L’école d’Arsague a été le théâtre d’une action forte : un mur a été symboliquement construit devant l’école par les manifestants pour dénoncer la fermeture annoncée d’une classe et "pour illustrer concrètement ce qu'ils vivent : un blocage, une absence d’écoute, et un avenir qui se ferme pour nos enfants". Ils martèlent que "ce mur n’est pas là pour fermer une école, mais pour dénoncer une décision incompréhensible : la fermeture annoncée d’une classe dans nos écoles rurales".
Pour les manifestants, cette fermeture représente en effet à la fois "plus d’élèves par classe, moins d’attention pour chacun, une dégradation des conditions d’apprentissage, un affaiblissement de la vie locale à terme" et cela reviendrait à "ériger un mur entre les enfants et leurs chances de réussite".
"Par ce geste, nous refusons de rester invisibles et silencieux face à une décision prises de loin sans prendre connaissance des besoins de nos territoires. Nous demandons à être entendus, considérés et respectés. Nos enfants sont comparés à des statistiques. Pour les décideurs, les élèves sont de simples chiffres alors que ce sont nos enfants, des êtres vivants qui devraient être pris en considération. L'éducation devrait être une priorité dans notre pays et non un sujet d'économie."

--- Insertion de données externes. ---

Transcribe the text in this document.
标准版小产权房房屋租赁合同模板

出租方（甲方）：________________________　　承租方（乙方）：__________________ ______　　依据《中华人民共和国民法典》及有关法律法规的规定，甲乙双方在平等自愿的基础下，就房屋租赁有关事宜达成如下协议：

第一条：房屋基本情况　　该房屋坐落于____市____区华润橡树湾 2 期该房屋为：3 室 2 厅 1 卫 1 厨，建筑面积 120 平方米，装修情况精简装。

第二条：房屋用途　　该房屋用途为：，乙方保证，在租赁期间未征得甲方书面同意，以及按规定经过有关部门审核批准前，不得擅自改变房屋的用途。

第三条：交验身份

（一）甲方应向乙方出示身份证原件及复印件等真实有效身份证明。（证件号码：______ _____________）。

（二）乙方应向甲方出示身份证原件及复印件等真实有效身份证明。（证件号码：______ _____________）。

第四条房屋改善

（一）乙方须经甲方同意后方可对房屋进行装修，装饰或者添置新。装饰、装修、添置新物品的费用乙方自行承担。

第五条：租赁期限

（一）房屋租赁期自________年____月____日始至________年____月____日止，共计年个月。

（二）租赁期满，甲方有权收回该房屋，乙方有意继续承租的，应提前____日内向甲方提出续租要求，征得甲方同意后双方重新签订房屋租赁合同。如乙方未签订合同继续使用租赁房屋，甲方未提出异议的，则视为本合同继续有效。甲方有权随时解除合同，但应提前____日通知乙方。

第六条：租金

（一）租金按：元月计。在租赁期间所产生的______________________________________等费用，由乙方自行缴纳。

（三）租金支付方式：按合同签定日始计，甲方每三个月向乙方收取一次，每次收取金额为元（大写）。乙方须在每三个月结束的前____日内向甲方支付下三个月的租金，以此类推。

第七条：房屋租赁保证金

Les manifestants appellent donc la Direction des Services Départementaux de l'Education Nationale et "toutes les autorités qui font la sourde oreille" à revenir sur cette décision et à "prendre au sérieux nos revendications; parce qu’un mur ne doit jamais remplacer une classe et parce que nos enfants méritent mieux! Nous sommes déterminés et seront mobilisés jusqu'au vendredi 3 avril, jour de la délibération".